Data De-Identification: Useful Tool, But No Magic Bullet

The systematic analysis of student data is the only way to know if children in different schools are reading at grade level, or to discover if children in large classes have lower scores than those in smaller ones. But how can edtech companies achieve these goals while protecting the privacy of individual students?

De-identifying data offers a solution.

Because it separates the identity of the individual student, de-identified data doesn’t share personally identifiable information, so it doesn’t pose the same threat to privacy. Student privacy laws, including FERPA and SOPIPA in California, usually include a major exception for data that has been de-identified. Masking (hiding or deleting personal identifiers such as name or student number), pertubation (changing or swapping the values in a data field--such as test scores--in a way that retains the ability to accurately analyze without disclosing the original values), redaction (expunging sensitive data before consolidating data for analysis) and suppression (hiding or deleting a particular data field, such as zip code, that would too easily narrow the focus to a particular school), are all common technical steps that can be taken to de-identify data.
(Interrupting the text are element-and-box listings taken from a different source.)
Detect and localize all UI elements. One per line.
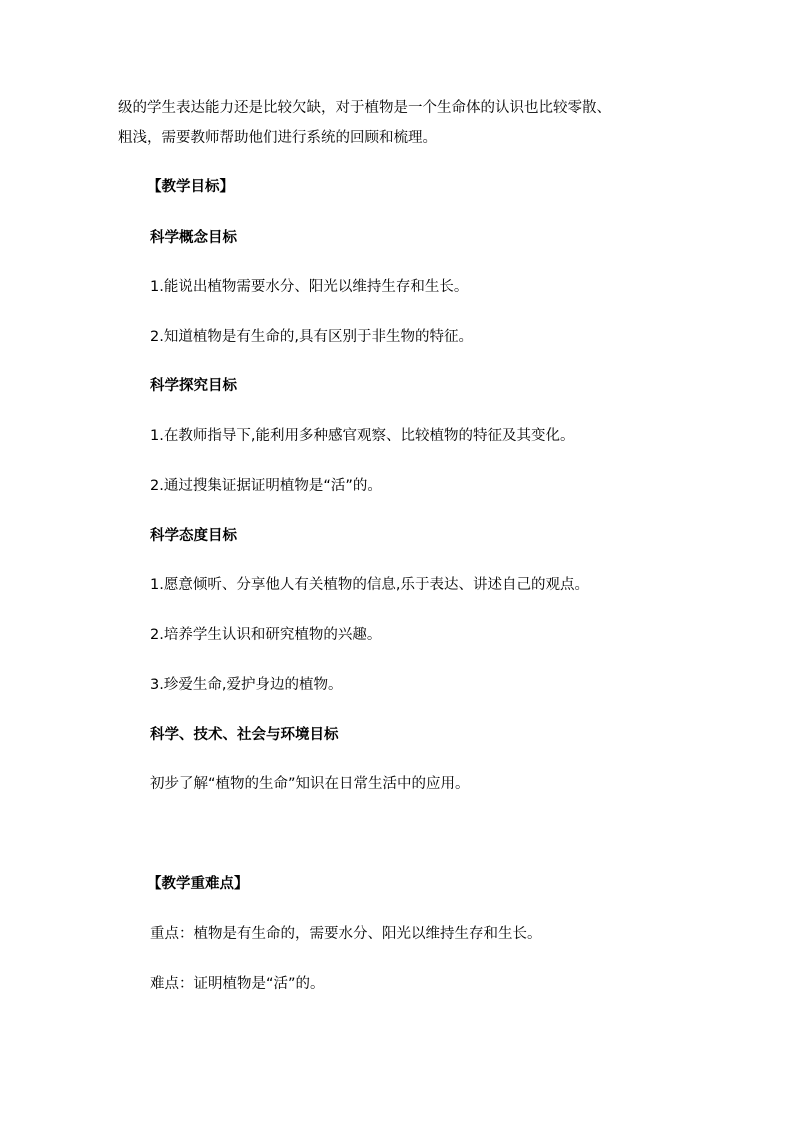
subheading-attitude-goals: 科学态度目标: [150, 528, 237, 544]
inquiry-goal-item-1: 1.在教师指导下,能利用多种感官观察、比较植物的特征及其变化。: [150, 428, 575, 444]
key-point-text: 重点：植物是有生命的，需要水分、阳光以维持生存和生长。: [150, 926, 542, 942]
concept-goal-item-1: 1.能说出植物需要水分、阳光以维持生存和生长。: [150, 279, 469, 295]
subheading-stse-goals: 科学、技术、社会与环境目标: [150, 727, 339, 743]
attitude-goal-item-1: 1.愿意倾听、分享他人有关植物的信息,乐于表达、讲述自己的观点。: [150, 577, 589, 593]
difficult-point-text: 难点：证明植物是“活”的。: [150, 976, 325, 992]
concept-goal-item-2: 2.知道植物是有生命的,具有区别于非生物的特征。: [150, 329, 473, 345]
stse-goal-item-1: 初步了解“植物的生命”知识在日常生活中的应用。: [150, 776, 470, 792]
subheading-concept-goals: 科学概念目标: [150, 230, 237, 246]
attitude-goal-item-2: 2.培养学生认识和研究植物的兴趣。: [150, 627, 382, 643]
intro-line-2: 粗浅，需要教师帮助他们进行系统的回顾和梳理。: [118, 130, 437, 146]
attitude-goal-item-3: 3.珍爱生命,爱护身边的植物。: [150, 677, 343, 693]
section-heading-key-points: 【教学重难点】: [147, 876, 249, 892]
inquiry-goal-item-2: 2.通过搜集证据证明植物是“活”的。: [150, 478, 382, 494]
subheading-inquiry-goals: 科学探究目标: [150, 378, 237, 394]
intro-line-1: 级的学生表达能力还是比较欠缺，对于植物是一个生命体的认识也比较零散、: [118, 100, 611, 116]
section-heading-goals: 【教学目标】: [147, 179, 234, 195]
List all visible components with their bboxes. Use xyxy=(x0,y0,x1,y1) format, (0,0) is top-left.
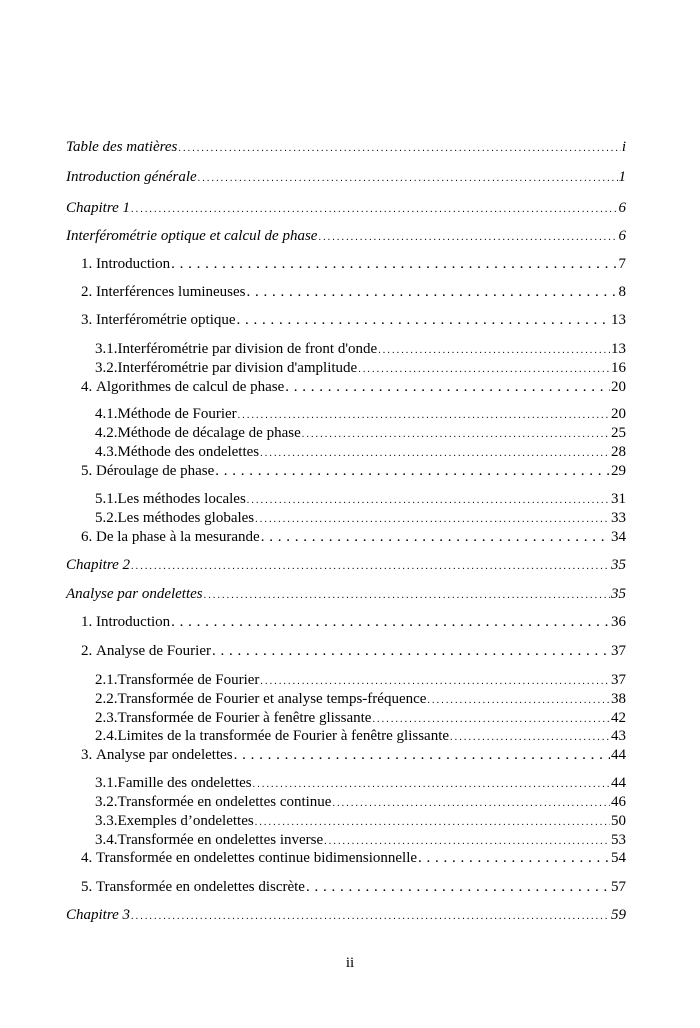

But can personally identifiable information truly be removed from student data? It seems that every month, we read a new report that describes how a team of researchers has been able to re-identify data from a purportedly anonymous data set. Some argue that in this era of “Big Data,” true promises of de-identification are impossible. Others disagree, noting that many of the famous examples of de-identification are attacks on data sets that weren’t correctly de-identified in the first place.

When making the decisions for how to appropriately protect data for analysis, school service providers handling student data should look closely at FERPA’s discussion of de-identification. First, FERPA allows and recognizes the importance of research. The U.S. Department of Education explains: “While FERPA is a privacy statute and not a research statute, it should not be a barrier to conducting useful and valid educational research that uses de-identified student data.”

However, FERPA regulations require educational agencies and institutions--and other parties that release de-identified education records--to take into account information that is “linked or linkable to a specific student”, as well as other reasonably available information about a student, so that the cumulative effect does not allow a “reasonable person in the school community to identify the student with reasonable certainty.”

But FERPA isn’t all that needs to be considered when analyzing whether information is personal. Companies that collect information directly from students under 13 years of age are often also subject to the federal Children’s Online Privacy Protection Act (COPPA). COPPA includes a broader definition of personal information than FERPA, and includes individual identifiers the company may assign related to the user’s device or on-line behavior over time and across online services. COPPA makes only a narrow exemption for such “persistent identifiers” when used for internal operations, and only so long as there is no use for contacting specific individuals, behavioral advertising, or individual profiling.

As a result, data linked to cookies or device identifiers is automatically considered personal information, unless it fits into the exceptions. Companies subject to COPPA need to be very careful not to allow third party ad networks or analytics companies to track users, unless they have very clear terms that restrict how data is used. For example, popular social sharing plug-ins AddThis and ShareThis provide cookie-linked web surfing data to third-party ad targeting companies. On a school site serving children, COPPA defines this type of data as personal information and forbids the sharing of this data.

The consequences of running afoul of this law can be severe. COPPA allows for up to a $16,500 penalty, per violation, per student, and is assessed directly against companies. In case after case, the Federal Trade Commission has used this statute to impose whopping fines on violators.

In addition, state laws and school contracts may further regulate the use of de-identified data, or might define de-identification differently.

De-identification is not a single on-off switch. Nor is it a magic bullet. Instead, it’s a process.

By understanding the general privacy protections at different de-identification levels, as well as the specific legal requirements unique to student data, ed-tech companies, schools, and researchers can successfully enable the use of data to enable the important analysis needed to improve educational outcomes while avoiding risk to students.